Streaming services have the opposite problem. The sheer number of options can be overwhelming, and you can easily find yourself scrolling and scrolling until your food goes cold and your eyelids grow heavy, paralyzed by indecision.

When that happens, it's time to take yourself out of the equation entirely and leave the decision up to someone — or something — else. In this case, a computer. Netflix Roulette is a fun tool by Reelgood which allows you to select a genre, IMDB score, and a number of other options before hitting a randomizer which decides what you should watch.

If you're feeling especially brave you can leave all of those options blank and choose from everything Netflix has to offer. Creating an account opens up the options even wider by allowing you to incorporate content from other streaming services like Amazon Prime, HBO Max, Disney+, and more.

Life requires plenty of difficult decisions, choosing your entertainment doesn't have to be one of them.

Become a Beta Tester for the Newest Features


The above features should go a long way toward enhancing your Netflix prowess and making you the master of your own personal streaming domain. However, if you find that they aren't enough to satisfy your viewing experience, you can sign up to become a beta tester and get access to all of the newest features before anyone else.

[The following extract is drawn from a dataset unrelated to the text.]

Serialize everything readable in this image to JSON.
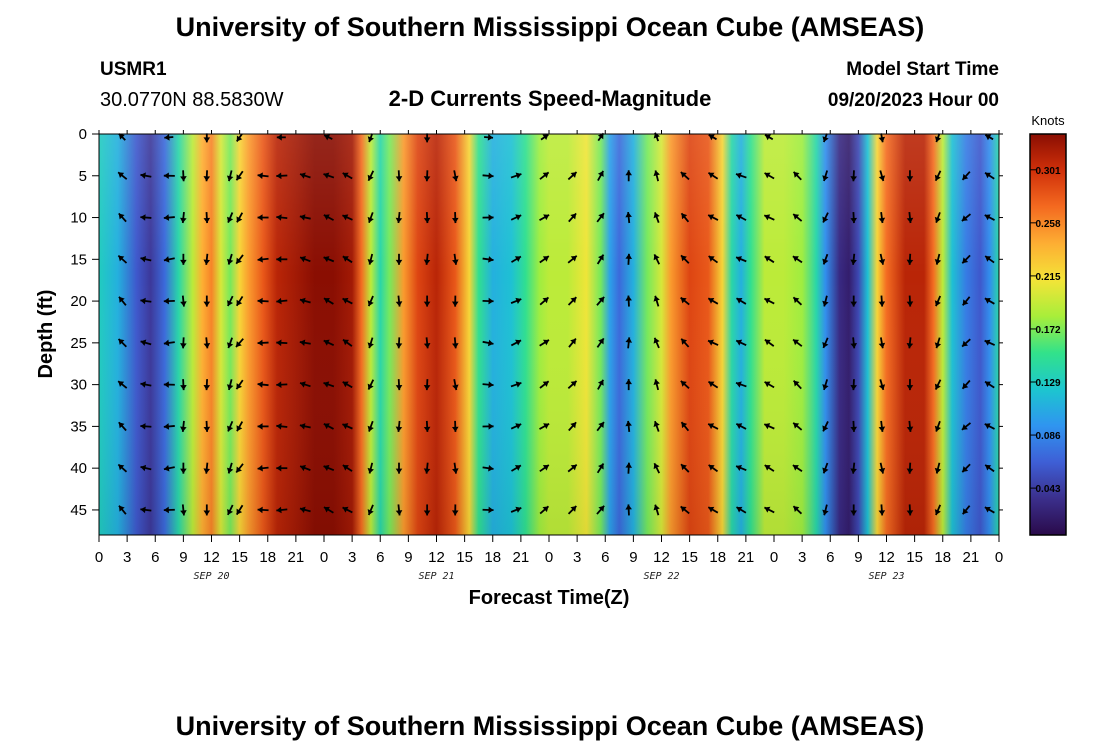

Netflix is constantly working to improve their user interface but, like any company feeling out a new version of their product, they benefit from feedback before a full rollout. Signing up to be a beta tester gives you the option of being the guinea pig for new features before they become available to the wider customer base.

Log into your Netflix account on a browser, hover over the arrow next to your profile picture in the top-right corner and select Account. Under Settings, you'll see an option for Test Participation. Toggle the switch to the On setting and you're off to the races.

You may not see any immediate changes but when Netflix is ready to test a new feature, you'll be among the first users to experience whatever the future of streaming entertainment has to offer.